何にも知らないその真っ白なキャンバスを、過激な色で隅から隅まで塗り潰したい。






オイラの右の手が、nameの左耳から髪をすき。

左脳を掴んだまま、ゆっくりと顔を近づける。






nameはぎゅっと、瞑っていた。

だからオイラは躊躇いもなく、その下唇に舌を這わせた。






『っ……、』






その小さな唇を、舌で愛撫するたびnameの肩が跳ね上がる。

その間にもオイラの左手が、触れることのなかった柔らかさへと伸びる。






触れたと同時に舌を滑り込ませ、ねっとりとしたキスをした。






(あーやば……まさかこんな形でするなんてよ……。)






だがそこには、既に先客がいて。

オイラがこうやって躍起になればなるほど、己の劣等感ばかりが膨れ上がっていく。






ーーーnameのはじめては、どんなふうなキスだった?






ー『ちゅー、しちゃったんだよぉ……!ふぇえん…っ!』ー






事故のような軽いキスなのか、長く息継ぎもできないほど濃厚なものだったのか。

互いの歯は触れたのか、舌を絡めたのか、唾液の味はしたか喘ぐ声は漏れたのか。



その全てがオイラの想像でしかなく、その他人とnameだけが知っている。






ー『大きくなったら結婚しようね!』ー

ー『デイダラありがとう。守ってくれたんだね、アタシのこと。
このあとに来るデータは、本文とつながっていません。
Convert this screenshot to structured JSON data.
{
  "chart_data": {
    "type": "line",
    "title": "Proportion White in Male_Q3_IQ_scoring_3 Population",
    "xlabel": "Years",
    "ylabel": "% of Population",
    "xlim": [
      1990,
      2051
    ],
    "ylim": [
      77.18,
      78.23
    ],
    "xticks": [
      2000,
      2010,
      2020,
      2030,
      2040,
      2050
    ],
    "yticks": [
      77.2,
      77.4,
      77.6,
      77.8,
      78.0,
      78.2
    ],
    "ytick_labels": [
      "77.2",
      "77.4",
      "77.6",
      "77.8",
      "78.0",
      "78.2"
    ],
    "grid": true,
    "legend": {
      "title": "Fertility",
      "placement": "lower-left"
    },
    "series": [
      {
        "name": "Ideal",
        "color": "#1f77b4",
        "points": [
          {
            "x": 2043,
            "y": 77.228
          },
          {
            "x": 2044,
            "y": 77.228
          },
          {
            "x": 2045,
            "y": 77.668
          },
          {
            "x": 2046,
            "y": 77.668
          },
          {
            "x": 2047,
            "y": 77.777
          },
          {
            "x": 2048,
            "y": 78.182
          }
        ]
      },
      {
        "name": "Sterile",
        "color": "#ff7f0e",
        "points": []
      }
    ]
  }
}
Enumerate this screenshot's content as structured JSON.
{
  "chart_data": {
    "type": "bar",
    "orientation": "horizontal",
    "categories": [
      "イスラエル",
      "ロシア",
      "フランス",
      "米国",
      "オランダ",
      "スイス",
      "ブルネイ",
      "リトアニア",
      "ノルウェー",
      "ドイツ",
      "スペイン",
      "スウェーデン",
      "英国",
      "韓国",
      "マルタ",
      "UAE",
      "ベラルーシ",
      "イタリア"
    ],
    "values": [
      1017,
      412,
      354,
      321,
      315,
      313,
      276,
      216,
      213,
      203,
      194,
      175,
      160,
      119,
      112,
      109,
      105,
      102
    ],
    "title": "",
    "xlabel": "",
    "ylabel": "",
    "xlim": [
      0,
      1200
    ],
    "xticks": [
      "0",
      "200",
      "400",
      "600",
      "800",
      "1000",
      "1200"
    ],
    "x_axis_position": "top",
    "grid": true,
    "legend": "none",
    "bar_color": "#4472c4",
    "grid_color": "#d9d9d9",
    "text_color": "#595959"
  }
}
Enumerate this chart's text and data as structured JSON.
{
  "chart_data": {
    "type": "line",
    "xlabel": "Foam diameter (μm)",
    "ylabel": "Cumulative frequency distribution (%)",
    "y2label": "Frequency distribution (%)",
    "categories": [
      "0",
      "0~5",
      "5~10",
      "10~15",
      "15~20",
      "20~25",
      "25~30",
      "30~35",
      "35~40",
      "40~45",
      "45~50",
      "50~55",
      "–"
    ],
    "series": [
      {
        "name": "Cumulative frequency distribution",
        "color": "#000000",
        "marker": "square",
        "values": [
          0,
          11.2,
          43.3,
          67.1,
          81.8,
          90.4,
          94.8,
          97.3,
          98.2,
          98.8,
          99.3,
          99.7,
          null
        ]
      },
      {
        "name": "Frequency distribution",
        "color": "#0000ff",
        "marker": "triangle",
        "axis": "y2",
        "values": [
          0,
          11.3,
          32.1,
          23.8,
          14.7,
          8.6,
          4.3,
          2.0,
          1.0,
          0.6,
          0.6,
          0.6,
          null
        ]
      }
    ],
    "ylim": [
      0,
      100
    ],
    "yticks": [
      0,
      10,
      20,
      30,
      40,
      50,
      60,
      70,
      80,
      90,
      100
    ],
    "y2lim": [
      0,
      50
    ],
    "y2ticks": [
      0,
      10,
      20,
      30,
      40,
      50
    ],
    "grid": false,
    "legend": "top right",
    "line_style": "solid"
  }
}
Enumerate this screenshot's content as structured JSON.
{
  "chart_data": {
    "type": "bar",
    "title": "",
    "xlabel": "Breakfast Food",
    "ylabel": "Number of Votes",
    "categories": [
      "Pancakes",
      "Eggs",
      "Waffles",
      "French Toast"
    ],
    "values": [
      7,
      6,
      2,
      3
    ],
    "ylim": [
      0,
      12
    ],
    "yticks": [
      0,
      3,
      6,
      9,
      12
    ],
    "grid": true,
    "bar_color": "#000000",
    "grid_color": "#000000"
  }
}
』ー






あのnameが、オイラだけのnameが、オイラのnameじゃなくなっていく……オイラの知らないnameになっていく……ーーー!!
























『ーーー……ケ…テ………』






……ほんの小さな声だった。

だがそのきっかけで、口に広がる味に気づくには充分だった。






ハッとしてオイラが顔を離す、と。



……そこには口一帯が噛み切られ、体中も爪痕だらけの見るも無残なnameの姿があった。






……何だよ、これ……オイラがやった…のか……?






『タス、ケテ……クダサイ……』

「ッ……!!」






ヒューヒューと、細い息がnameの喉を抜ける中。

ようやく絞り出したその一言は、まるで犯罪者を相手にするかのような命乞いだった。
























官能ウラハラ未遂

顔を近づけたときに瞑った目は受け入れたからではなく、ただオイラを拒絶していたからで。



ビクビクと跳ね上がる肩は、快楽に震えていたのではなく。

ひたすらオイラに対する恐怖でしかなかったんだ。